Nickelback's bass player, Mike Kroeger, talks about the band's appearance at the Gulf Bike Festival.
The name-coiner: Nickleback's Mike Kroeger
The best-known fact about Nickelback's bass player, Mike Kroeger - other than being the half-brother of the lead singer Chad - is that he dreamt up the band's name while working at Starbucks. In almost every interview during the past 15 years, he has recited the story about how he would charge customers $1.95 for coffee and then utter the line, "here's your nickel back" while handing over their change.
"I've been asked it hundreds of times, several hundred," he says. "Since 1995 I've been answering that. It happens less now than before." But far from being cagey about the topic, Kroeger is remarkably good-humoured about it and even offers to tell the story one more time. He almost seems disappointed when I decline. During our brief discussion - ahead of the band's performance at the Gulf Bike Festival in Dubai this weekend - one topic is discussed more than any other: the band's strange relationship with the media.
Despite having sold more than 30 million albums worldwide - built on, among other things, widespread press coverage - the Canadian rockers face constant derision from critics and were recently labelled Worst Band in the World by Word magazine. The jibes are not directed just at the band's music. In 2007, several major publications picked on Chad Kroeger after he was ranked the sixth unsexiest man in the world on the little-known website thephoenix.com.
Perhaps unsurprisingly, Mike Kroeger thinks of his brother - who has penned such songs as How You Remind Me and Rockstar - rather differently. "Over the last 10 years, Chad has grown as a songwriter tremendously and become a phenomenon," he says. "This guy throws away ideas that other people would call hits. It's really, really incredible to see. I honestly don't know how he does that." But when asked why his band receives such a constant drubbing from the press, Kroeger says he believes the answer lies not in Nickelback's music, but in the machinations of the worldwide media.

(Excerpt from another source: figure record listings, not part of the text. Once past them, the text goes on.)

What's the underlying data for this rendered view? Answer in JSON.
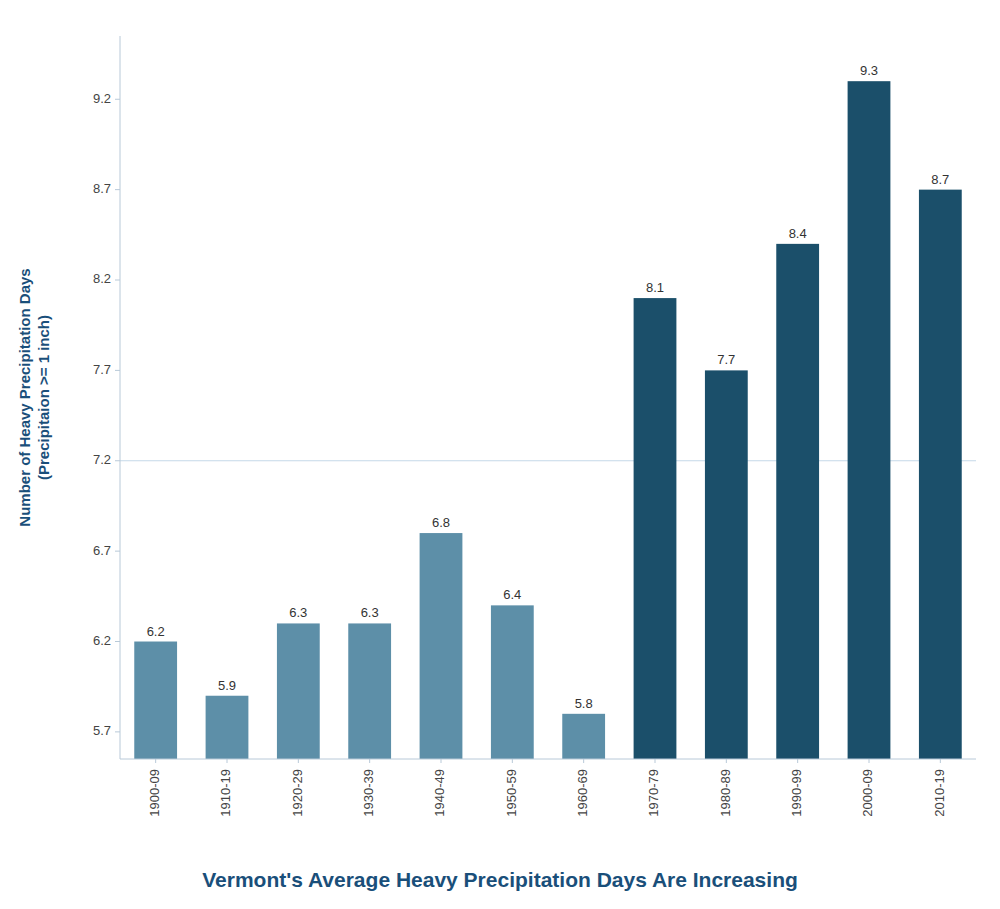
{
  "chart_data": {
    "type": "bar",
    "title": "Vermont's Average Heavy Precipitation Days Are Increasing",
    "ylabel": [
      "Number of Heavy Precipitation Days",
      "(Precipitaion >= 1 inch)"
    ],
    "categories": [
      "1900-09",
      "1910-19",
      "1920-29",
      "1930-39",
      "1940-49",
      "1950-59",
      "1960-69",
      "1970-79",
      "1980-89",
      "1990-99",
      "2000-09",
      "2010-19"
    ],
    "values": [
      6.2,
      5.9,
      6.3,
      6.3,
      6.8,
      6.4,
      5.8,
      8.1,
      7.7,
      8.4,
      9.3,
      8.7
    ],
    "colors": [
      "#5d8fa8",
      "#5d8fa8",
      "#5d8fa8",
      "#5d8fa8",
      "#5d8fa8",
      "#5d8fa8",
      "#5d8fa8",
      "#1b4f6a",
      "#1b4f6a",
      "#1b4f6a",
      "#1b4f6a",
      "#1b4f6a"
    ],
    "reference_line": 7.2,
    "ylim": [
      5.55,
      9.55
    ],
    "yticks": [
      5.7,
      6.2,
      6.7,
      7.2,
      7.7,
      8.2,
      8.7,
      9.2
    ],
    "grid": false,
    "data_labels": true
  }
}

"Those people and those publications are just trying to make a living, man," he says. "A lot of their living is made by parroting the words of others and the last thing they want to do is swim upstream with any ideas. There are numerous examples worldwide of the media all agreeing and nobody stepping outside that box." But despite having such a dim view of the press, Kroeger says he is never upset by what he reads and takes criticism happily on the chin.
"It may be my Canadian upbringing or maybe I've just been blessed with a very thick skin," he says. "There are a lot of people who get furious when they are criticised. When you're a very creative person, giving your heart and soul to something, only to have it chopped up, I can see how people get upset. If you don't like to be criticised, putting your music out is a terrible idea." But despite being attacked as persistently as ever in recent years, Kroeger believes the band - now on their eighth album - have reached a career high point.
"If there's one word I'd use to describe the last 10 years it would be 'growth'," he says. "I think Nickelback has grown as an entity and a collection of artists." He also believes that one of the secrets to the four-piece's longevity and success is the working relationship between its members. With the lead singer also acting as the band's principal songwriter, Nickelback is spared the ego battles that plague so many other arena-hopping bands.
"You've probably spoken to those bands where there's more than one guy who wants to be a superstar. Well, we don't have that kind of trouble," he says. "Chad is a superstar by nomination because he's the singer; that's who gets it. The other three of us are more than happy to stay out of the sun and it makes for a pretty happy relationship. "Fame, recognition and adulation are the furtherest thing from my mind and the last thing I'm looking for."
Nickelback will play the Gulf Bike Festival at Dubai Festival City on Friday.